Harry C. Alfred, president and CEO of the National Black Chamber of Commerce based in Washington, D.C., was particularly critical of Project Labor Agreements.

He said the PLA is discriminatory and leaves young Black men and women out of the loop who are in need of good, steady work.

“It’s about votes and corruption and getting money from the unions,” he said. “They sell out their constituents for the union money and union votes and then they talk about how unemployment is so bad.”

Hitt stated four specific goals include increased capacity of minority and women business enterprise firms to address insurance, bonding, cash flow, and mentoring and technical assistance; professional service, which would rebuild and develop a pre-qualified pool of pre-construction professionals with separate pools of architects, landscape architects and engineers; construction, with the PLA being negotiated may exempt smaller projects, allowing smaller jobs to move forward separate and apart from the PLA process and allowing smaller contractors to take part in Rebuild, and monitoring and enforcement; meaning to temporarily monitor Rebuild’s minority and female participate, the city would contract with an outside firm.

“Additionally, Rebuild will hire an individual solely dedicated to diversity and inclusion and a committee will be formed to monitor progress,” Hitt wrote. “The committee will include Council, various stakeholders and city representatives.”

Ryan Boyer, the business leader of the Laborers’ District Council of the Metropolitan Area of Philadelphia and Vicinity, believes the mayor truly wants to tweak the current PLA for it to become more inclusive.
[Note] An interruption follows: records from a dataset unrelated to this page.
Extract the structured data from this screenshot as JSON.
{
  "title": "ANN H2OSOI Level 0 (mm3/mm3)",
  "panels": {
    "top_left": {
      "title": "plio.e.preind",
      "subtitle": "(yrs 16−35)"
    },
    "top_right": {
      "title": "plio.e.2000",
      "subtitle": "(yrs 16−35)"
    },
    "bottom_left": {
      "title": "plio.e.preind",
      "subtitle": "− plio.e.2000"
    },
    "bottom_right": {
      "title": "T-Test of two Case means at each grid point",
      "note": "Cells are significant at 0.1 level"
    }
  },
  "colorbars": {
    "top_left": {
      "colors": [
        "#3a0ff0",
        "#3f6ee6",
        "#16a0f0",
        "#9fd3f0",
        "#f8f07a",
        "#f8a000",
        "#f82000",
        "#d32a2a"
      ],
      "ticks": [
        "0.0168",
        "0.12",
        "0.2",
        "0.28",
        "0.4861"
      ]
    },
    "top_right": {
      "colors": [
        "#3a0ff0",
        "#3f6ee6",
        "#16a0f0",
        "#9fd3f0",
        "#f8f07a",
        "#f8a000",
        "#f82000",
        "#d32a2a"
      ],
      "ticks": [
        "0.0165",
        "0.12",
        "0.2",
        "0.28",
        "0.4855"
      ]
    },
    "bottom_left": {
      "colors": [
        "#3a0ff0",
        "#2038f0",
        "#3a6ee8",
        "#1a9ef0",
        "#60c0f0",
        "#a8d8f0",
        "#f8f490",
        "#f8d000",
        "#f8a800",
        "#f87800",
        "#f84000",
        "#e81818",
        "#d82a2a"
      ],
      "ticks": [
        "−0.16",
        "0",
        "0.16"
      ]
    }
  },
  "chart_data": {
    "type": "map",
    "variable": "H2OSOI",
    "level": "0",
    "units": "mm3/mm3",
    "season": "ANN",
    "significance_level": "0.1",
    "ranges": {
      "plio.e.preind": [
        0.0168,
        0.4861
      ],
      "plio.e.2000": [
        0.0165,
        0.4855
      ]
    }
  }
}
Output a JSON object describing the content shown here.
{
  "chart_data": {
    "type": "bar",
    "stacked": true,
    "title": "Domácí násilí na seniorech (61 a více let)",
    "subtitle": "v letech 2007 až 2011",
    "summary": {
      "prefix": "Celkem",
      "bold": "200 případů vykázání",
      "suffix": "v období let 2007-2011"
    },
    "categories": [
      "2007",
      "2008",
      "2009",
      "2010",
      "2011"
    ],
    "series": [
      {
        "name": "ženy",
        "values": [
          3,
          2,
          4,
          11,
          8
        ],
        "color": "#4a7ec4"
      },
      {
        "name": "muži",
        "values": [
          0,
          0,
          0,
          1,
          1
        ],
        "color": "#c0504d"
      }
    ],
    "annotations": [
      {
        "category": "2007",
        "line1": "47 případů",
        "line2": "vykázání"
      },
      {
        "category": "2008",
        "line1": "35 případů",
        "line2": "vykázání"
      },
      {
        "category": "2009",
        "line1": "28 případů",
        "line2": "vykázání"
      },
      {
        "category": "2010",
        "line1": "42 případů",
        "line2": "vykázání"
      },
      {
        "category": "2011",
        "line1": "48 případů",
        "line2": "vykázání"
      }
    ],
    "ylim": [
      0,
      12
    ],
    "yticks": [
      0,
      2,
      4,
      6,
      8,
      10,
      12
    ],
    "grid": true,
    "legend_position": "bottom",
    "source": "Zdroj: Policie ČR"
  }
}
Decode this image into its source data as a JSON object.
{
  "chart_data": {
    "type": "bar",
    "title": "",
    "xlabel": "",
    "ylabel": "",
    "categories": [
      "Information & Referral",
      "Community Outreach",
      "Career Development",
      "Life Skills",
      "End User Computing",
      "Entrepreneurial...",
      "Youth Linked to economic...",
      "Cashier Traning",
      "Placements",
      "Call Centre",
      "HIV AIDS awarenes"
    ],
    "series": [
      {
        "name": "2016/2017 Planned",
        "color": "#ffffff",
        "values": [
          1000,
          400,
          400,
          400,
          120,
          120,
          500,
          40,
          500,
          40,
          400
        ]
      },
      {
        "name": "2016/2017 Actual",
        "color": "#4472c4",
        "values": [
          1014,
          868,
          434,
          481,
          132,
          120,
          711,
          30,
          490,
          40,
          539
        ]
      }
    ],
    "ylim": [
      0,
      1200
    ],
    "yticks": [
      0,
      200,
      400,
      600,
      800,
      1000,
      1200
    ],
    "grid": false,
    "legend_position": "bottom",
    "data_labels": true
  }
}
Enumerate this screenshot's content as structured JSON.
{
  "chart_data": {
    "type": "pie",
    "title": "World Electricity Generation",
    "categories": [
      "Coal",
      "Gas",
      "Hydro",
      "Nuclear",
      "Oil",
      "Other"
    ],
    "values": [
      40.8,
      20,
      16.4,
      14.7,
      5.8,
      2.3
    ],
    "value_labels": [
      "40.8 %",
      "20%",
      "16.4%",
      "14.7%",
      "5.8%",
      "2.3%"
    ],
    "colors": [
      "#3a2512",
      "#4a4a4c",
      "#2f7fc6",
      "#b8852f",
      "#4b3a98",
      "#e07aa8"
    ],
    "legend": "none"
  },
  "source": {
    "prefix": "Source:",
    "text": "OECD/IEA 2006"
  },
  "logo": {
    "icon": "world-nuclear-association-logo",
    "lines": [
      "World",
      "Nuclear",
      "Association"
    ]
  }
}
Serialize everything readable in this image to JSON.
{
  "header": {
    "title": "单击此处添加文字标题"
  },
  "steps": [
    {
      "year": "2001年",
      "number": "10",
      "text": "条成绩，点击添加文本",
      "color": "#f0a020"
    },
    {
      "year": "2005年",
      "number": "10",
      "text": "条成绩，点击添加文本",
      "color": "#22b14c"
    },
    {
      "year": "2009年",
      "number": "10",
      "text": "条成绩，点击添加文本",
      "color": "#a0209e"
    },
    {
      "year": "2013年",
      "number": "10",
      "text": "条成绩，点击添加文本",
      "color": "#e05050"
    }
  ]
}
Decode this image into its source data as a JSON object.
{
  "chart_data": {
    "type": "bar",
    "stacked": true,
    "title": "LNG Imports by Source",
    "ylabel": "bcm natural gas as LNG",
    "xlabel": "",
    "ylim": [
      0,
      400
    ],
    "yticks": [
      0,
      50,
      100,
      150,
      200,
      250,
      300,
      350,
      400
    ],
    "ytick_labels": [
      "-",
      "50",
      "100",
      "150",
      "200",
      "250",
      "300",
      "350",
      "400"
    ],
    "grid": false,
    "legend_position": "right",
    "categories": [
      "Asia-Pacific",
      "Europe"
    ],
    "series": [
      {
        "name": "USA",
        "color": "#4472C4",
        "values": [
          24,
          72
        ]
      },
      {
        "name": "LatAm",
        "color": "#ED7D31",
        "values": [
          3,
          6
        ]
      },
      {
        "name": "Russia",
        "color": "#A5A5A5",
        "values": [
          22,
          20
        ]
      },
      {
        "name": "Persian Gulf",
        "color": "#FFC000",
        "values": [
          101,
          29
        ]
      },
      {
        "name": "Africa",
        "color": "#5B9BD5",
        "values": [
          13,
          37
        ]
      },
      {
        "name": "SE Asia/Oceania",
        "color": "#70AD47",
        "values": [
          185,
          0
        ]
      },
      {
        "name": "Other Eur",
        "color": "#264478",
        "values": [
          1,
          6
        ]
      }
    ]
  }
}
“It’s not just the union problem, it’s the contracting problem,” Boyer said. “We have to have someone monitor that. If you put some money in the budget so they can increase their staff so that you can not only monitor, but put some enforcement mechanisms in place.”

For Reynolds Brown, who introduced a container tax, an alternative to Kenney’s initiative that would include a 15 cent flat rate to any reusable, sealed container, excluding milk and milk related projects, said minority and women owned businesses must be factored into the language of the new PLA and without doing so leaves no room for compromise.

When asked how do you get representation from the workforce if there is under-representation within unions, Reynolds Brown responded, “Key stakeholders must be at the table to craft an intentional sustained strategy with short-term and long-term goals. This initiative can be a game changer if done right.”